Lima jaksa senior menggugat UU Kejaksaan yang disahkan 31 Desember 2022 ke Mahkamah Konstitusi (MK), Jakarta Pusat (ilustrasi).
Foto: ANTARA/Aditya Pradana Putra
Lima jaksa senior menggugat UU Kejaksaan yang disahkan 31 Desember 2022 ke Mahkamah Konstitusi (MK), Jakarta Pusat (ilustrasi).

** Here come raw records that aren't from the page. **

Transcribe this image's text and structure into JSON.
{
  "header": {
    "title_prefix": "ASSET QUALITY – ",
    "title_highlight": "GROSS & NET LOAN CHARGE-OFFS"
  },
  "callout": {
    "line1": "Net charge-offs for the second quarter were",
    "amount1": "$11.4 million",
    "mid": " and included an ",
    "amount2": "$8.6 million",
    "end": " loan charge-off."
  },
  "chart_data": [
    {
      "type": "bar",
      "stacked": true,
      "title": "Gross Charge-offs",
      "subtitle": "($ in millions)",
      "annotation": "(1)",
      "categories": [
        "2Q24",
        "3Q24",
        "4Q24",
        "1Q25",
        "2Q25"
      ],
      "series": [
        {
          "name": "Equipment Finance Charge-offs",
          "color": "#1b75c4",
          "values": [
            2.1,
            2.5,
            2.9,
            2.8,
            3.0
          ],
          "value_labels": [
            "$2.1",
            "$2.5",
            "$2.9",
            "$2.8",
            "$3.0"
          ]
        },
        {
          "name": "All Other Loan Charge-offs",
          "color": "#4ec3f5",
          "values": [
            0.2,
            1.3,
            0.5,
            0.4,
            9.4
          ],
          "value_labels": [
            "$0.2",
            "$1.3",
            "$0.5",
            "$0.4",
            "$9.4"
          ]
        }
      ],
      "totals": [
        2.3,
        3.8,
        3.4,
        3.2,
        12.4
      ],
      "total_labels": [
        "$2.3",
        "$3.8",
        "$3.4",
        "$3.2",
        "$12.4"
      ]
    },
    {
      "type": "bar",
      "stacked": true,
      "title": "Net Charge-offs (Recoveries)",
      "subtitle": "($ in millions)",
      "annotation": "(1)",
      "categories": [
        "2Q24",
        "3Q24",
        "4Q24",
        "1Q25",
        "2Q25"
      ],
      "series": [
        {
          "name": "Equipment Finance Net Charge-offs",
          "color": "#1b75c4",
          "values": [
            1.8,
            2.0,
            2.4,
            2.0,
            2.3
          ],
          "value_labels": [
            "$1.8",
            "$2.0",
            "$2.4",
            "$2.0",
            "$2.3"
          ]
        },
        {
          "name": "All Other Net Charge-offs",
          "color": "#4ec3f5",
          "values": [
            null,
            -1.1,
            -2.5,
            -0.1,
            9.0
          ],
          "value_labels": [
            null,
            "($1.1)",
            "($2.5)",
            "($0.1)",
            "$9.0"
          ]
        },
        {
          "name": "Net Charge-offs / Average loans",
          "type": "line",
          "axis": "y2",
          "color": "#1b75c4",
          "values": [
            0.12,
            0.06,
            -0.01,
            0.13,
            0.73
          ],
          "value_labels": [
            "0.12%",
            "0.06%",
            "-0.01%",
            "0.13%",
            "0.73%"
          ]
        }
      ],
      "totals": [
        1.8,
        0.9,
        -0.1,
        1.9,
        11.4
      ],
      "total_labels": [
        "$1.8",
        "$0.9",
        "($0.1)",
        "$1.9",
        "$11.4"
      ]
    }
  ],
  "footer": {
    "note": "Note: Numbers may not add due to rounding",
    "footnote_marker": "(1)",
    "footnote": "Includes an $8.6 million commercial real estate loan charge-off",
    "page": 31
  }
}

REPUBLIKA.CO.ID, JAKARTA -- Lima jaksa senior mengajukan judical review Undang-Undang (UU) Nomor 11 Tahun 2021 tentang Kejaksaan ke Mahkamah Konstitusi (MK). Mereka yang menggugat adalah Fachriani Suyuti, Fentje Eyert Loway, Martini, Renny Ariyanny, dan TR Silalahi.

Pokok bermasalahannya adalah UU tersebut disahkan pada 31 Desember 2021. Dalam UU Kejaksaan yang baru, masa pensiun jaksa dipangkas dari 62 tahun menjadi 60 tahun. Lima orang itu pun mendadak langsung memasuki masa pensiun. Sekretaris Jenderal Rekonsiliasi Masyarakat Indonesia (Sekjen Rekat Indonesia), Heikal Safar mendukung upaya lima orang jaksa yang mencari keadilan hukum di MK.

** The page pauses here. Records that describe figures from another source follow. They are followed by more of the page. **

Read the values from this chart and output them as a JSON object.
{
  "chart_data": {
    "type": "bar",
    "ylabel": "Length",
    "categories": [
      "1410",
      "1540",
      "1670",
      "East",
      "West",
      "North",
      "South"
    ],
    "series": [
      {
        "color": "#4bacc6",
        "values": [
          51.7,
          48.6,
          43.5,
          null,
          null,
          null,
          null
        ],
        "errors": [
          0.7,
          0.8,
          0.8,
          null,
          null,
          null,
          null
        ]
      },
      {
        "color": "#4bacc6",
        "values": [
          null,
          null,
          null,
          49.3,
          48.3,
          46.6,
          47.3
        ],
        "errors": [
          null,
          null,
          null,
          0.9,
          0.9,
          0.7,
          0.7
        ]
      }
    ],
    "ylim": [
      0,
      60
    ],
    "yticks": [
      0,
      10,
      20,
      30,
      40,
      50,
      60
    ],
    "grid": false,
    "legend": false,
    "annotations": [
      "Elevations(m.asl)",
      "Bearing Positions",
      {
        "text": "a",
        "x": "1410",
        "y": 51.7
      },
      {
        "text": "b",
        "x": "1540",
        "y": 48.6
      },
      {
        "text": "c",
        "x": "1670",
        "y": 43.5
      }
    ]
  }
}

Menurut dia, apa yang ditempuh oleh kelima penegak hukum itu sangat mulia. "Mungkin saja bisa mewakili suara hati mayoritas para jaksa fungsional di berbagai tempat tugasnya yang lebih banyak terdiam, seolah-olah menanti apa keputusan nanti saja," kata Heikal kepada wartawan di Jakarta, Jumat (1/4/2022).

Menurut Heikal, para jaksa itu sedang berkarya di ujung masa pengabdian menjelang 60 tahun. Harusnya, mereka masih bisa mengabdi hingga dua tahun ke depan. Lantaran muncul UU baru, sambung dia, mereka langsung diberhentikan tiba-tiba karena dianggap memasuki masa purnatugas.

Sementara, sambung dia, UU Kejaksaan yang baru malah membolehkan jaksa yang berusia 60 tahun lebih, masih berdinas atau bekerja hingga tetap mendapatkan gaji dan tunjangan. Dia pun mengusulkan agar sebaiknya masa pensiun jaksa diperpanjang saja sampai 65 tahun. "Sebaiknya jaksa dipensiunkan diusia 65 tahun bahkan sampai 67 tahun," kata Heikal.

Pertimbangannya, sambung dia, hakim pensiun di usia 65 tahun, hakim tinggi 67 tahun, dan hakim agung 70 tahun. Sayangnya, menurut Heikal, dalam praktiknya, jaksa yang melaksanakan tugas penyidikan, penuntutan, hingga eksekusi, justru diposisikan sebagai aparatur sipil negara (ASN) dalam jabatan fungsional.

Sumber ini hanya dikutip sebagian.